Nos processos que originaram a controvérsia, o Tribunal Regional Federal da 4ª Região (TRF4) havia reconhecido o direito do segurado ao tempo especial, mesmo com anotação positiva sobre o uso de EPI, argumentando que não havia comprovação suficiente da eliminação do risco. Já o Instituto Nacional do Seguro Social (INSS) sustentou que o PPP reflete a exposição ao agente nocivo e que, ao atestar o uso eficaz de EPI, afasta a obrigação de recolhimento para aposentadoria especial.
A relatora, ministra Maria Thereza de Assis Moura, destacou que o Supremo Tribunal Federal (STF), ao julgar o Tema 555 da repercussão geral, já havia decidido que a anotação de uso adequado de EPI exclui, em regra, o direito ao tempo especial, salvo quando o segurado apresentar prova da ineficácia do equipamento. Ela também citou a Turma Nacional de Uniformização dos Juizados Especiais Federais (TNU), que reconhece a validade das anotações do PPP para atestar a neutralização de agentes nocivos.

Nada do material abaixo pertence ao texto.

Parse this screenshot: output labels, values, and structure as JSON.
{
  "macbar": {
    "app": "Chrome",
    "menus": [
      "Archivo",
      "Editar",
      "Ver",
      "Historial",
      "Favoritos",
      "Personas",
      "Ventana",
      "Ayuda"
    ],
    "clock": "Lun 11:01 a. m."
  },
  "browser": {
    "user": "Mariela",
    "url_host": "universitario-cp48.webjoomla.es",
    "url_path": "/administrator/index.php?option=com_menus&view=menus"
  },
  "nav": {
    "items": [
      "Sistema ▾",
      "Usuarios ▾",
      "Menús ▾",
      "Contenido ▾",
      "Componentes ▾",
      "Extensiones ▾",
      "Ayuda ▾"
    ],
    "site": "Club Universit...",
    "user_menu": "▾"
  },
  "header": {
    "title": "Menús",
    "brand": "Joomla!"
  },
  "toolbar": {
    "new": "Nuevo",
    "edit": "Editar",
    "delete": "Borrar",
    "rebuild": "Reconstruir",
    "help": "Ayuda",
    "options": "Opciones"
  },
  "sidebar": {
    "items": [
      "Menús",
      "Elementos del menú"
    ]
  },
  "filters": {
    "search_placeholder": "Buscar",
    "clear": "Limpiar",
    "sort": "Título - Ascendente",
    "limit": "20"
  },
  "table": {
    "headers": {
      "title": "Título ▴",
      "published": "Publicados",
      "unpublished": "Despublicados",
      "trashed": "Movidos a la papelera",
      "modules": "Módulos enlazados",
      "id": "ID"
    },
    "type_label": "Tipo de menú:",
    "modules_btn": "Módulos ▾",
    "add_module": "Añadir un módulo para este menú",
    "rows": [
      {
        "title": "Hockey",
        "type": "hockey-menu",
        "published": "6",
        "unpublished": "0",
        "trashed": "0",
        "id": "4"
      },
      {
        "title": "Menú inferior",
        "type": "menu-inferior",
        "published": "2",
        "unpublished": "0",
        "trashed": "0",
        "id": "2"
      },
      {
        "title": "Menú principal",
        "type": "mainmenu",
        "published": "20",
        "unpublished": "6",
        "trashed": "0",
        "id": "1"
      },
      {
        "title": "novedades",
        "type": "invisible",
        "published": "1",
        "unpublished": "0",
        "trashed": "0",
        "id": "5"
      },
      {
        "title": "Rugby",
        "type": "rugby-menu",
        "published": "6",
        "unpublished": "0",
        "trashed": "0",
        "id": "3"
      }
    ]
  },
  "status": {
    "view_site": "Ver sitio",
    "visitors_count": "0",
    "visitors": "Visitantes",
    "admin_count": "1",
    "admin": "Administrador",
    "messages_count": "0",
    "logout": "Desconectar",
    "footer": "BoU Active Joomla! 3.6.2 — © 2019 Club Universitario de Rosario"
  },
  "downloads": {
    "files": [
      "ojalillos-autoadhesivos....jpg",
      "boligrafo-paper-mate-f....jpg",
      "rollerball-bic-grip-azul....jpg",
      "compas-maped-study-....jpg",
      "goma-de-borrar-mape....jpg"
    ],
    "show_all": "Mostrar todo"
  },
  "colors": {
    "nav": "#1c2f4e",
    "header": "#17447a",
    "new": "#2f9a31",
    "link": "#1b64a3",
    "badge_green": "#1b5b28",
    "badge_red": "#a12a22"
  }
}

“O PPP é uma exigência legal e está sujeito a controle por parte dos trabalhadores e da administração pública. Desconsiderar, de forma irrestrita, essas anotações é contrário à legislação e prejudica a coletividade de trabalhadores”, afirmou a relatora. Ela enfatizou que, caso o segurado discorde das informações, deve impugná-las de forma fundamentada.
Segundo Maria Thereza, o ônus de provar a ineficácia do EPI cabe ao trabalhador, pois se trata de fato constitutivo de seu direito, conforme o artigo 373, inciso I, do Código de Processo Civil. Ela ponderou que o trabalhador conhece melhor as condições de trabalho e pode contestar as informações do PPP. Apesar disso, ressaltou que o nível de exigência da prova não é elevado: "Basta demonstrar dúvida ou divergência relevante para garantir o direito".